Ambipolar Field Reel
Narration: Glyn Collinson
Transcript:
It’s called the ambipolar field and it’s an agent of chaos.
It’s an electrical field. It begins at about 250 km above your head and it keeps going.
The atmosphere up there is different than the atmosphere down here. Thinner, right? There’s less of it.
So, think about just one atom – here it is – the Sun shines on it and it breaks off this electron. So, now we have this negatively charged electron and this positively charged ion, and the two are attracted towards each other.
The electron would happily escape all by itself, but the ion still feels the big tug of gravity. So, as the electron tries to pull away, the electric force forms between the two to restrain it to keep it from escaping. And it also helps pull the ion upwards.

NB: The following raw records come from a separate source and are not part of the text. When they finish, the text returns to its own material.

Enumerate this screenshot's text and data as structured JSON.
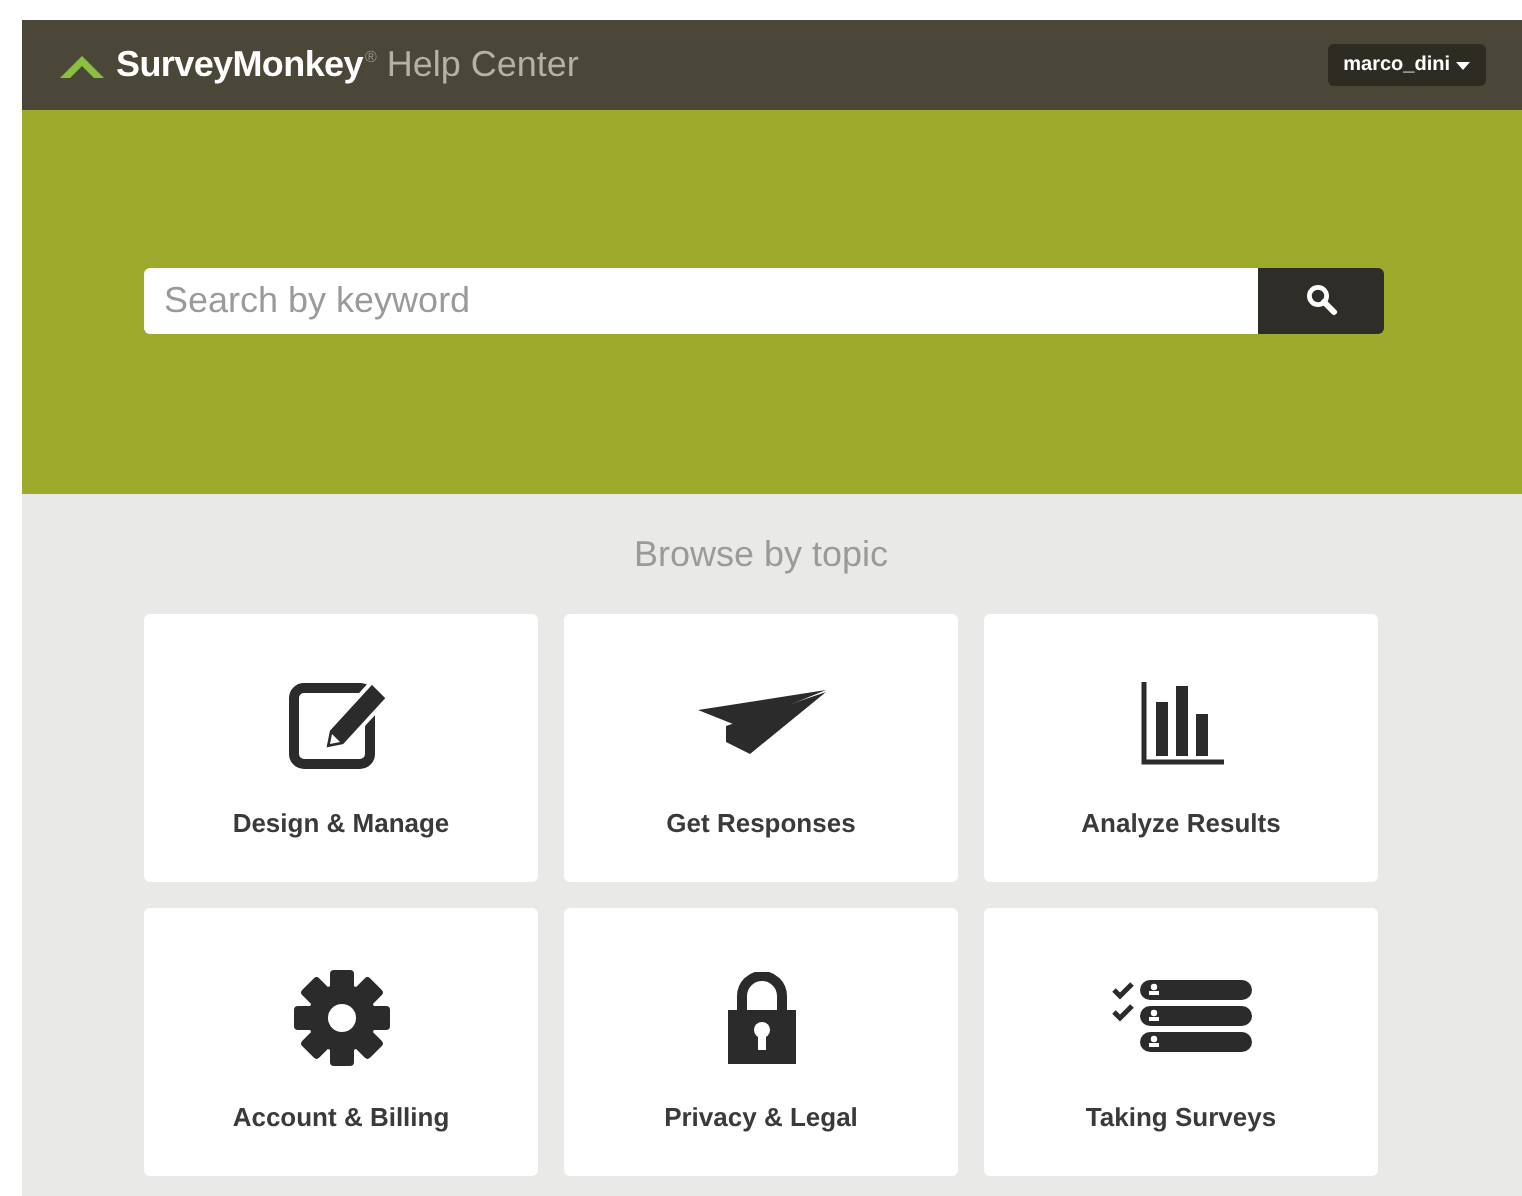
{
  "header": {
    "brand": "SurveyMonkey",
    "brand_mark": "®",
    "section": "Help Center",
    "user_menu": "marco_dini"
  },
  "search": {
    "placeholder": "Search by keyword"
  },
  "browse": {
    "title": "Browse by topic",
    "topics": [
      {
        "label": "Design & Manage",
        "kind": "edit"
      },
      {
        "label": "Get Responses",
        "kind": "plane"
      },
      {
        "label": "Analyze Results",
        "kind": "chart"
      },
      {
        "label": "Account & Billing",
        "kind": "gear"
      },
      {
        "label": "Privacy & Legal",
        "kind": "lock"
      },
      {
        "label": "Taking Surveys",
        "kind": "list"
      }
    ]
  }
}
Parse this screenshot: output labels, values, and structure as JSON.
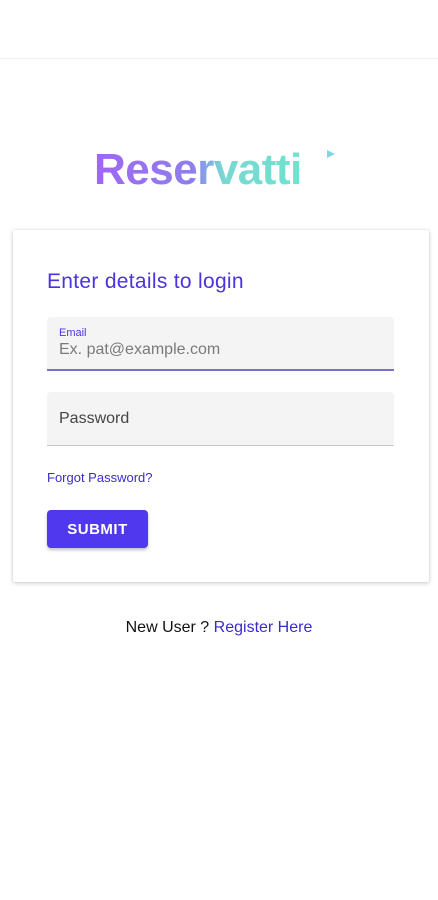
{
  "brand": {
    "logo_part1": "Reser",
    "logo_part2": "vatti",
    "color_purple": "#9b6bf0",
    "color_teal": "#72e0d0"
  },
  "login_card": {
    "title": "Enter details to login",
    "email_label": "Email",
    "email_placeholder": "Ex. pat@example.com",
    "password_label": "Password",
    "forgot_password": "Forgot Password?",
    "submit_label": "SUBMIT"
  },
  "footer": {
    "new_user_text": "New User ?",
    "register_link": "Register Here"
  },
  "colors": {
    "accent": "#4f38ee",
    "link": "#3a2cc8",
    "field_background": "#f4f4f4"
  }
}
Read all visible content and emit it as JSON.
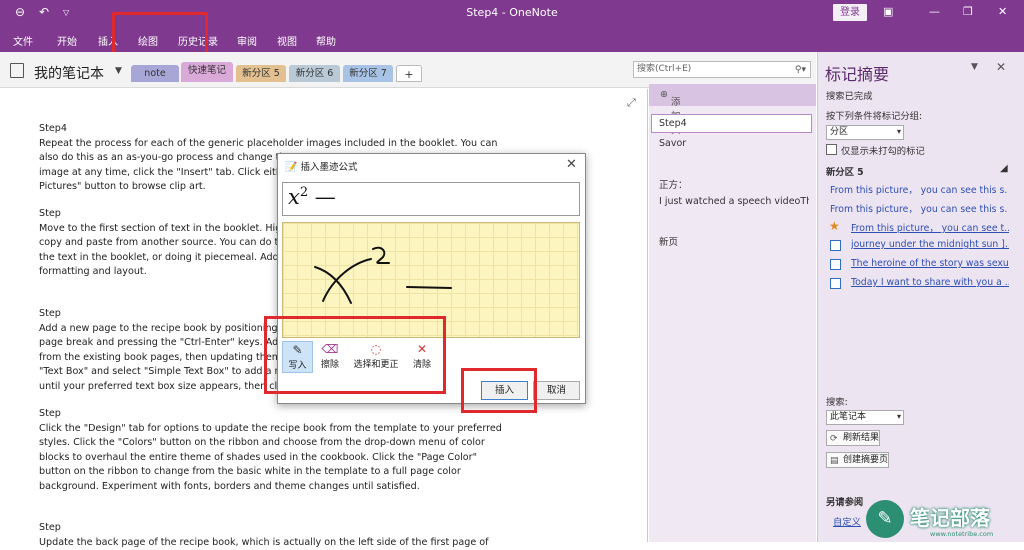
{
  "window": {
    "title": "Step4 - OneNote",
    "login_label": "登录"
  },
  "menu": {
    "items": [
      "文件",
      "开始",
      "插入",
      "绘图",
      "历史记录",
      "审阅",
      "视图",
      "帮助"
    ]
  },
  "notebook": {
    "name": "我的笔记本",
    "tabs": [
      {
        "label": "note",
        "color": "#a8a6d6"
      },
      {
        "label": "快速笔记",
        "color": "#d9a9d8"
      },
      {
        "label": "新分区 5",
        "color": "#e2c08f"
      },
      {
        "label": "新分区 6",
        "color": "#b9c9d6"
      },
      {
        "label": "新分区 7",
        "color": "#a9c3e6"
      },
      {
        "label": "+",
        "color": "#ffffff"
      }
    ],
    "search_placeholder": "搜索(Ctrl+E)"
  },
  "page": {
    "paragraphs": [
      {
        "heading": "Step4",
        "lines": [
          "Repeat the process for each of the generic placeholder images included in the booklet. You can",
          "also do this as an as-you-go process and change th",
          "image at any time, click the \"Insert\" tab. Click eith",
          "Pictures\" button to browse clip art."
        ]
      },
      {
        "heading": "Step",
        "lines": [
          "Move to the first section of text in the booklet. Hig",
          "copy and paste from another source. You can do t",
          "the text in the booklet, or doing it piecemeal. Add",
          "formatting and layout."
        ]
      },
      {
        "heading": "Step",
        "lines": [
          "Add a new page to the recipe book by positioning",
          "page break and pressing the \"Ctrl-Enter\" keys. Ad",
          "from the existing book pages, then updating them",
          "\"Text Box\" and select \"Simple Text Box\" to add a n",
          "until your preferred text box size appears, then cli"
        ]
      },
      {
        "heading": "Step",
        "lines": [
          "Click the \"Design\" tab for options to update the recipe book from the template to your preferred",
          "styles. Click the \"Colors\" button on the ribbon and choose from the drop-down menu of color",
          "blocks to overhaul the entire theme of shades used in the cookbook. Click the \"Page Color\"",
          "button on the ribbon to change from the basic white in the template to a full page color",
          "background. Experiment with fonts, borders and theme changes until satisfied."
        ]
      },
      {
        "heading": "Step",
        "lines": [
          "Update the back page of the recipe book, which is actually on the left side of the first page of"
        ]
      }
    ]
  },
  "pagelist": {
    "add_label": "添加页",
    "items": [
      "Step4",
      "Savor",
      "正方：",
      "I just watched a speech videoTh",
      "新页"
    ]
  },
  "dialog": {
    "title": "插入墨迹公式",
    "math_base": "x",
    "math_exp": "2",
    "math_rest": " —",
    "tools": [
      {
        "label": "写入",
        "icon": "✎"
      },
      {
        "label": "擦除",
        "icon": "⌫"
      },
      {
        "label": "选择和更正",
        "icon": "◌"
      },
      {
        "label": "清除",
        "icon": "✕"
      }
    ],
    "insert_label": "插入",
    "cancel_label": "取消"
  },
  "tags_panel": {
    "title": "标记摘要",
    "status": "搜索已完成",
    "group_label": "按下列条件将标记分组:",
    "group_value": "分区",
    "unchecked_only": "仅显示未打勾的标记",
    "section": "新分区 5",
    "results": [
      {
        "text": "From this picture， you can see this s...",
        "marker": "none"
      },
      {
        "text": "From this picture， you can see this s...",
        "marker": "none"
      },
      {
        "text": "From this picture， you can see t...",
        "marker": "star"
      },
      {
        "text": "journey under the midnight sun ]...",
        "marker": "checkbox"
      },
      {
        "text": "The heroine of the story was sexu...",
        "marker": "checkbox"
      },
      {
        "text": "Today I want to share with you a ...",
        "marker": "checkbox"
      }
    ],
    "search_label": "搜索:",
    "search_value": "此笔记本",
    "refresh_label": "刷新结果",
    "create_label": "创建摘要页",
    "see_also": "另请参阅",
    "customize": "自定义"
  },
  "watermark": {
    "text": "笔记部落",
    "url": "www.notetribe.com"
  }
}
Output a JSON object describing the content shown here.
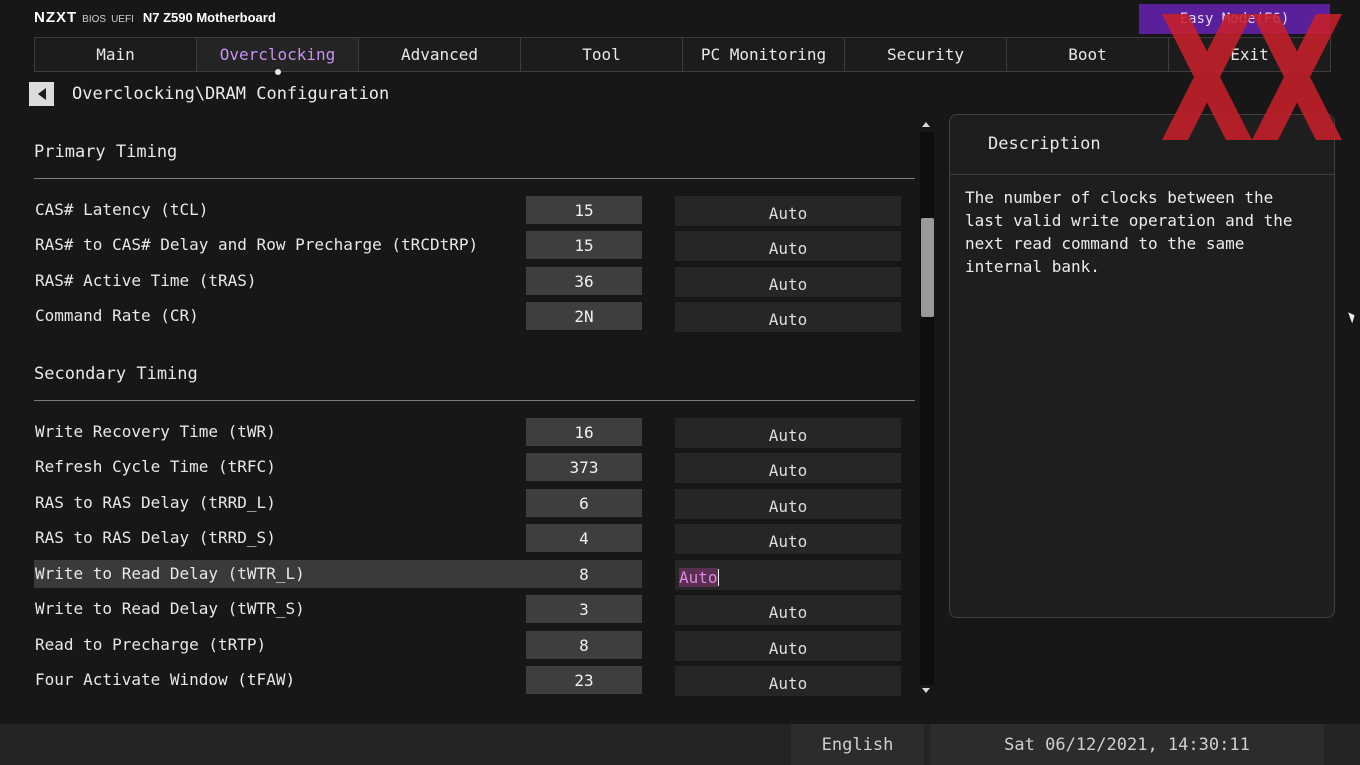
{
  "header": {
    "brand_logo": "NZXT",
    "brand_bios": "BIOS",
    "brand_uefi": "UEFI",
    "model": "N7 Z590 Motherboard",
    "easy_mode": "Easy Mode(F6)"
  },
  "tabs": [
    {
      "label": "Main"
    },
    {
      "label": "Overclocking"
    },
    {
      "label": "Advanced"
    },
    {
      "label": "Tool"
    },
    {
      "label": "PC Monitoring"
    },
    {
      "label": "Security"
    },
    {
      "label": "Boot"
    },
    {
      "label": "Exit"
    }
  ],
  "active_tab": "Overclocking",
  "breadcrumb": "Overclocking\\DRAM Configuration",
  "primary": {
    "title": "Primary Timing",
    "rows": [
      {
        "label": "CAS# Latency (tCL)",
        "value": "15",
        "mode": "Auto"
      },
      {
        "label": "RAS# to CAS# Delay and Row Precharge (tRCDtRP)",
        "value": "15",
        "mode": "Auto"
      },
      {
        "label": "RAS# Active Time (tRAS)",
        "value": "36",
        "mode": "Auto"
      },
      {
        "label": "Command Rate (CR)",
        "value": "2N",
        "mode": "Auto"
      }
    ]
  },
  "secondary": {
    "title": "Secondary Timing",
    "rows": [
      {
        "label": "Write Recovery Time (tWR)",
        "value": "16",
        "mode": "Auto"
      },
      {
        "label": "Refresh Cycle Time (tRFC)",
        "value": "373",
        "mode": "Auto"
      },
      {
        "label": "RAS to RAS Delay (tRRD_L)",
        "value": "6",
        "mode": "Auto"
      },
      {
        "label": "RAS to RAS Delay (tRRD_S)",
        "value": "4",
        "mode": "Auto"
      },
      {
        "label": "Write to Read Delay (tWTR_L)",
        "value": "8",
        "mode": "Auto"
      },
      {
        "label": "Write to Read Delay (tWTR_S)",
        "value": "3",
        "mode": "Auto"
      },
      {
        "label": "Read to Precharge (tRTP)",
        "value": "8",
        "mode": "Auto"
      },
      {
        "label": "Four Activate Window (tFAW)",
        "value": "23",
        "mode": "Auto"
      }
    ]
  },
  "description": {
    "title": "Description",
    "text": "The number of clocks between the last valid write operation and the next read command to the same internal bank."
  },
  "footer": {
    "language": "English",
    "datetime": "Sat 06/12/2021, 14:30:11"
  },
  "colors": {
    "accent_purple": "#c892f0",
    "easy_mode_bg": "#5a1f9a",
    "watermark_red": "#c8202a"
  }
}
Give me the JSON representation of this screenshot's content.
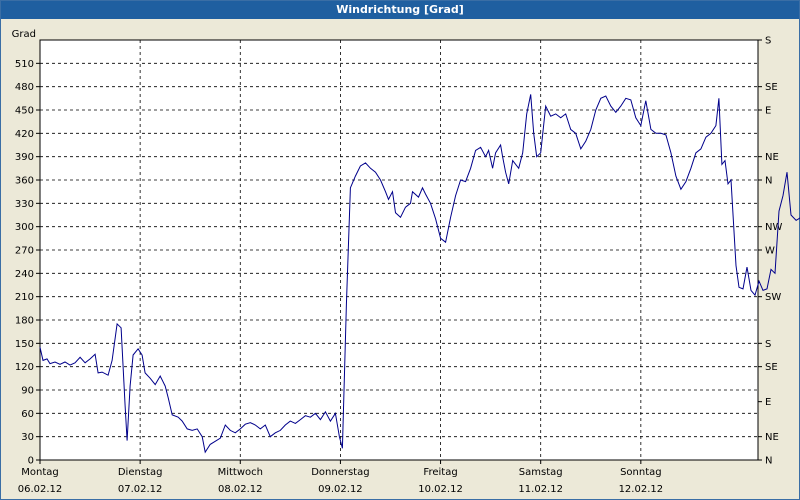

The field works in both directions, it is ambipolar. Imagine you’re walking a dog and you’ve got a tiny tiny little dog and it’s pulling on a leash. That dog is going nowhere.
This ion and electron pair that you’ve been thinking about, they are only one in an enormous sea of the ionosphere.
But, overall, because gravity is pulling down on the ions, it adds up. And over a large distance, you get this field forming.
It’s like this conveyor belt that’s countering gravity and lifting the ions up so they can escape to space. Which is why it may have had an impact on the evolution of the atmosphere.